Presence of neutrophils contributes to the development of lung lesions of chickens infected with P. multocida (Bojesen et al., 2004). However, the results of the present study did not confirm that an increased amount of neutrophils contributed to more severe lesions after pulmonary infection with P. multocida in pigs. By contrast, in situ hybridization showed that the bacteria appeared to be more confined in the exudative cases, in which the largest number of neutrophils and macrophages were found.

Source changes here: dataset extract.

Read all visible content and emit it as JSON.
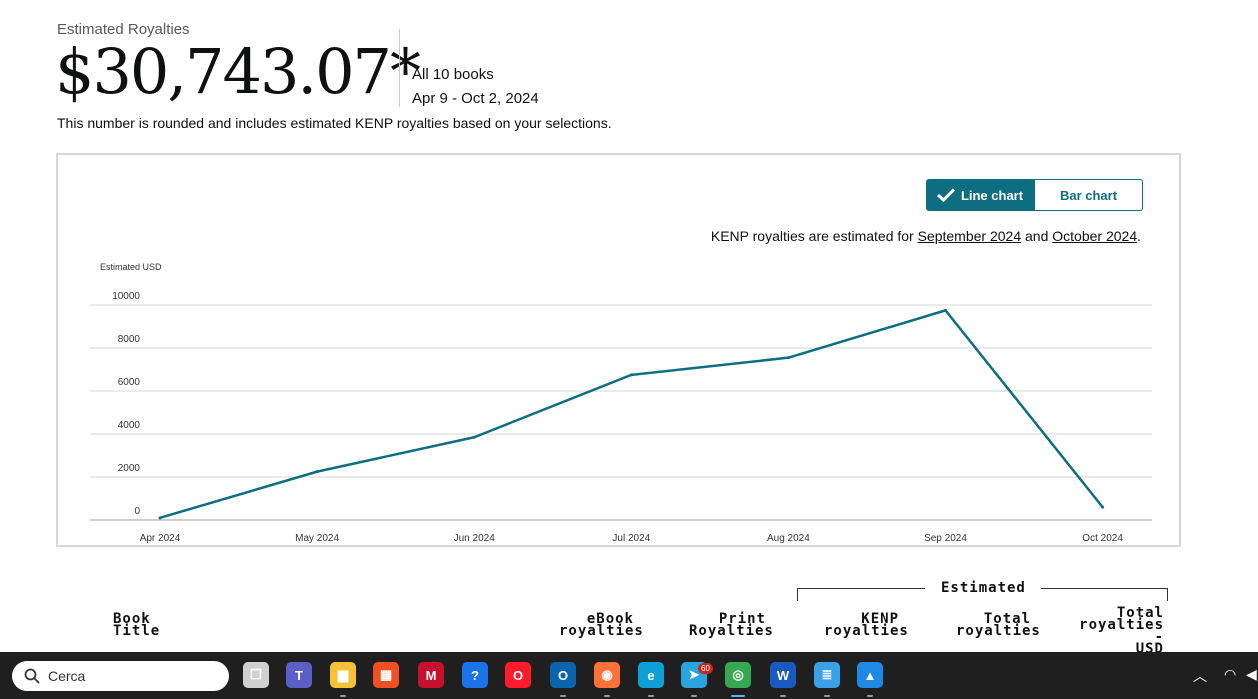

All isolates of P. multocida belonged to capsular type A, which has previously been described to be the predominant capsular type found in porcine pneumonia (Pijoan et al., 1983, Davies et al., 2003). The finding of three toxin producing strains among the necrotic cases (group A), indicates that the toxin could have an impact on lesion development. The toxin has previously been described to contribute to abscess formation in the lungs (Ahn et al., 2008). However, differences in lesions between groups A and B in the present study, cannot be entirely explained as a result of toxin production.

Conclusion

The results show that P. multocida significantly alter the inflammatory response in the lung and that lesions associated with P. multocida display diverse inflammatory responses. Further investigations on host–pathogen relationship in the pathogenesis of pulmonary P. multocida infections are indicated for further understanding of the infection under natural conditions.

Conflict of interest statement

None of the authors has financial or personal relationships that could inappropriately influence or bias the content of the paper.